“Our generation does not want its epitaph to read, ‘We kept charity overhead low.’ We want it to read that we changed the world.” – Dan Pallotta, entrepreneur and charity leader
Earlier this week, the CEOs of the country’s leading sources of information on nonprofits – GuideStar,Charity Navigator, and BBB Wise Giving Alliance – penned an open letter titled, The Overhead Myth, to the charitable donors of America denouncing the “overhead ratio” as a valid indicator of nonprofit performance. The letter, signed by all three organization’s CEOs, marks the beginning of a campaign to correct the common misperception that the percentage of charity’s expenses that go to administrative and fundraising costs – commonly referred to as “overhead” – is on its own, an appropriate metric to evaluate a charity’s worthiness and efficiency.
In many ways, this letter surprised the nonprofit sector. The news is almost surreal because it is these organizations that created the very myth that they now are campaigning to dispel. For so long charitable watchdog groups focused heavily on income/expense ratios. Yet, in their open letter they ask donors to “pay attention to other factors of nonprofit performance: transparency, governance, leadership, and results.”
The letter continues,"That is not to say that overhead has no role in ensuring charity accountability. At the extremes the overhead ratio can offer insight: it can be a valid data point for rooting out fraud and poor financial management. In most cases, however, focusing on overhead without considering other critical dimensions of a charity’s financial and organizational performance does more damage than good.
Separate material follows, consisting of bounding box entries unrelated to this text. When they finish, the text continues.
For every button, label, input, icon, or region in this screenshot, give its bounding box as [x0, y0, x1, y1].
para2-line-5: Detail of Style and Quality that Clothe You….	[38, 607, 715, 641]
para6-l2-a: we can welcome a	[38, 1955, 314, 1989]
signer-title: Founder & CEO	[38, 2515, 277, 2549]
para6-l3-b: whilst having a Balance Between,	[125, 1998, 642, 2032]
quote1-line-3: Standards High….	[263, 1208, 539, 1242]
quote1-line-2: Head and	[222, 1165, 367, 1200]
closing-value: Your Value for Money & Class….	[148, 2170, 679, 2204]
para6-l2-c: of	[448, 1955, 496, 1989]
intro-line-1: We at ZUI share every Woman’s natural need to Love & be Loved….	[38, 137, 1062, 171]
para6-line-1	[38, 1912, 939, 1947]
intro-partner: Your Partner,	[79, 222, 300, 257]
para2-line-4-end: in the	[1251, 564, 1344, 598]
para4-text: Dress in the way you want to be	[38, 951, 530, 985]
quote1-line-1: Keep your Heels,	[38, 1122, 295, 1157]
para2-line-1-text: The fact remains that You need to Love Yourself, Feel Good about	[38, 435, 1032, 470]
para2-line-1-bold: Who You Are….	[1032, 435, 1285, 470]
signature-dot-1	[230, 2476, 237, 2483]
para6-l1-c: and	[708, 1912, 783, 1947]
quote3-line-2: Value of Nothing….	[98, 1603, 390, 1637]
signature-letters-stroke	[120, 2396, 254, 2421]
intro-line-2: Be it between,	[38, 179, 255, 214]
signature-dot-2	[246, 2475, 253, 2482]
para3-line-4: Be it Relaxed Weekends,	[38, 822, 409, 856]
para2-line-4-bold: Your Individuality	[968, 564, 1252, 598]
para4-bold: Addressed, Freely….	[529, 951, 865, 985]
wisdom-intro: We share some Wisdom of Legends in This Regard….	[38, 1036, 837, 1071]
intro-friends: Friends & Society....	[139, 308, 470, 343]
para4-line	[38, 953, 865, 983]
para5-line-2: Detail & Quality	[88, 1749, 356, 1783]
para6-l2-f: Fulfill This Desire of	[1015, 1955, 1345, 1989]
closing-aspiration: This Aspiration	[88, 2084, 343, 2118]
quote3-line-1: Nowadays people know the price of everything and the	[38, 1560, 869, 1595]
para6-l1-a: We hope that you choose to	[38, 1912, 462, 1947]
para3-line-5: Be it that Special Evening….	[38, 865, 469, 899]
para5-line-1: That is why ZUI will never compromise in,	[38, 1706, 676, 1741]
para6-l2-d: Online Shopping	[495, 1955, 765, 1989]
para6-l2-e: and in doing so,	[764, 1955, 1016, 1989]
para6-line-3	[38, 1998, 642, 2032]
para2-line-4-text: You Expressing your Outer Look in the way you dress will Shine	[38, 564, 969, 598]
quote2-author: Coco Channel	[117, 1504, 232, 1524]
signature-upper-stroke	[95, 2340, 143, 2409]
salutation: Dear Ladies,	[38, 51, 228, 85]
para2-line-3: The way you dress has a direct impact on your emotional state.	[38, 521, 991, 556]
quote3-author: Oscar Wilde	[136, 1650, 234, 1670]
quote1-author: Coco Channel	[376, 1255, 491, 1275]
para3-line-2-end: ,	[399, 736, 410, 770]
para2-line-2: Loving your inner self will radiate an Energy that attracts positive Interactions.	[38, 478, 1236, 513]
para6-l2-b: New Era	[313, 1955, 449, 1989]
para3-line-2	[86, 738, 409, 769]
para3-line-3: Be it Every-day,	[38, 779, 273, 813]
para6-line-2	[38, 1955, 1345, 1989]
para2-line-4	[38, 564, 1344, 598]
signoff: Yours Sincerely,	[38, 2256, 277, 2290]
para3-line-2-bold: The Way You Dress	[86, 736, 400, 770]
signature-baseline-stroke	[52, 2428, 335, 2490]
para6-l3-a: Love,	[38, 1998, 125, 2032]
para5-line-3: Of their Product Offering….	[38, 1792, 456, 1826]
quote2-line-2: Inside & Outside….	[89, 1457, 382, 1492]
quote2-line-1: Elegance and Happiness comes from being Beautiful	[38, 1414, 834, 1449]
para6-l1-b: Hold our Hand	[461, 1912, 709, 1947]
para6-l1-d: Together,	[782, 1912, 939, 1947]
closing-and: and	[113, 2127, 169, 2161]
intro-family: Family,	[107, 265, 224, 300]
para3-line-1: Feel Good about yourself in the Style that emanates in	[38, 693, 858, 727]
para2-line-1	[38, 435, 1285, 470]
In fact, many charities should spend more on overhead. Overhead costs include important investments charities make to improve their work: investments in training, planning, evaluation, and internal systems–as well as their efforts to raise money so they can operate their programs. These expenses allow a charity to sustain itself or to improve itself."
Trevor Neilson in the Huffington Post commented on why the three organizations had this sudden change of heart. His answer- Dan Pallotta.
Dan is the author behind a now famous TED talk (I encourage you to watch it) called "The way we think about charity is dead wrong" that simply refuted the old argument that “overhead” was the chief determinant of whether a nonprofit is successful or not. The talk has now been seen by almost two million people (you may have had someone share it with you) and changed the ability of self-appointed charity watchdog groups to make the case that overhead matters more than results.
At the Jewish Federation of Greater Portland we are always conscious of our internal costs. Yet, we are focused on developing strong (new and innovative) programs, and recognizing the need for capacity building initiatives. I believe this to be the case for every Jewish organization in Greater Portland – we are all “lean” – yet in many ways, too lean (especially in regard to the number of professionals in the system). We must all do more to invest in our professionals and our program efforts to move the community forward.
We seem to look at the world with two rulebooks: one for the non-profit sector and one for the rest of the economic world. For-profit organizations view capacity building as a means to support innovation, creativity, and improvement; whereas nonprofits tend to view any investment in capacity building as money lost toward direct service programs. If we are to have long-term sustainable organizations that have the capacity to do great things and do them well, then our investments in our organizations must increase.
Dan Pallotta in his TED Talk says, “The real issue is that everything we have been taught to think about charity is wrong. In particular, the single yardstick generally used to measure the worthiness of a charity – how much money goes directly toward the people it seeks to help and how much is used to cover overhead–is dangerously unhelpful. According to this thinking, the “best” charities are the ones with the lowest overhead. In fact, that focus may actually be preventing charities from making a real impact. Our social problems are massive in scale, our organizations are tiny up against them–and we have a belief system that keeps them tiny.”
McKinsey and Company once proclaimed the nonprofit culture as “low pay, make do, and do without.” This mindset needs to change. We need to hire the best people with the necessary expertise and experience. We need to invest in the latest technologies. And we need to deliver outcomes at an even higher level of quality and/or quantity. Only then can we fulfill our mission.
Should anyone donate to a non-profit that wastes money? Of course not. But now that the charity overhead ratio industry is campaigning against charity overhead ratios, we can get back to what matters: measuring results. That is how the Jewish Federation focuses its allocations process. We are focused on the impact each organization makes. And Federation encourages its partner agencies to invest in themselves, as well as provides funding for capacity building initiatives to help make all our organizations stronger. There is a difference between efficient and effective.
My take away from the open letter from those three groups – the people and communities our organizations serve do not require low overhead – they require high performance.
May all our Jewish communal organizations perform better and dream bigger as we continue to invest in ourselves and Jewish Portland.